By Josephine Reid
“At most institutions, medical students like myself are required to wear short hip-length white coats, while residents and attendings wear long knee-length white coats. Some institutions have gone so far as to introduce different white coat styles/identifiers for med students, interns, residents, chief residents, attendings, and so on. As other health care professionals join the fray, the need to distinguish them from one another and from physicians at all levels of training, sometimes results in even more elaborate variations.” -- absurdist.org.
Ironically enough most doctors will actually take off their white coats as they’re about to do a procedure in order to keep their white coats clean. Most doctors in procedure-heavy specialties will wear uniform scrubs in order to protect themselves from big messes, which many times are provided and cleaned by the hospital for free.

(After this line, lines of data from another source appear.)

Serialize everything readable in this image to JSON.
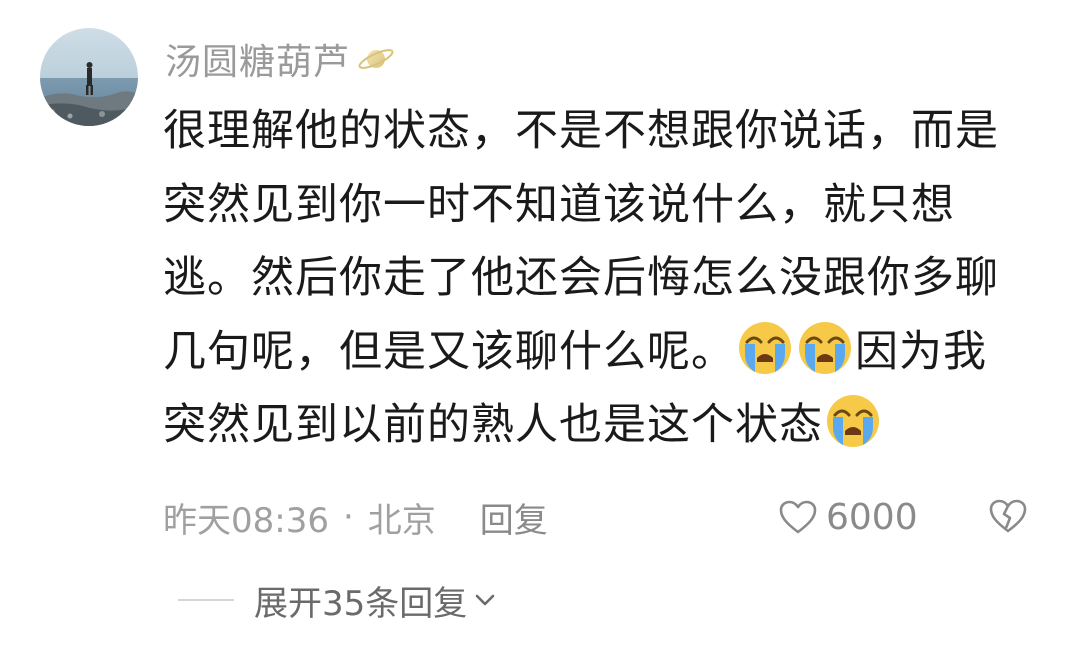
{
  "comment": {
    "author": "汤圆糖葫芦",
    "badge_icon": "planet-badge-icon",
    "content_lines": [
      "很理解他的状态，不是不想跟你说话，而是",
      "突然见到你一时不知道该说什么，就只想",
      "逃。然后你走了他还会后悔怎么没跟你多聊"
    ],
    "line4_text": "几句呢，但是又该聊什么呢。",
    "line4_tail": "因为我",
    "line5_text": "突然见到以前的熟人也是这个状态",
    "emoji": "loudly-crying-face",
    "time": "昨天08:36",
    "separator": "·",
    "location": "北京",
    "reply_label": "回复",
    "like_count": "6000",
    "expand_label": "展开35条回复"
  },
  "colors": {
    "text": "#1a1a1a",
    "meta": "#a0a0a0",
    "emoji_face": "#f7c948",
    "emoji_tears": "#5aa9f0"
  }
}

Fun fact: Unlike lab coats, the physician’s white coat was conceived as a 'performance piece' to begin with. It is thought that doctors borrowed the white coat from scientists in the 19th century in order to identify themselves as “scientists” with a scientific basis for their practice and to distinguish themselves from quacks or impostors.
It also depends on the specific institution whether or not you will even be required to wear a lab coat. Whenever a lab coat does come into play, it should surely have plenty of pockets in order to be a well prepared and organized medical student. Overall, it is best to wear a short white lab coat over your uniform scrubs, especially when asked to shadow; in order to be easily identified.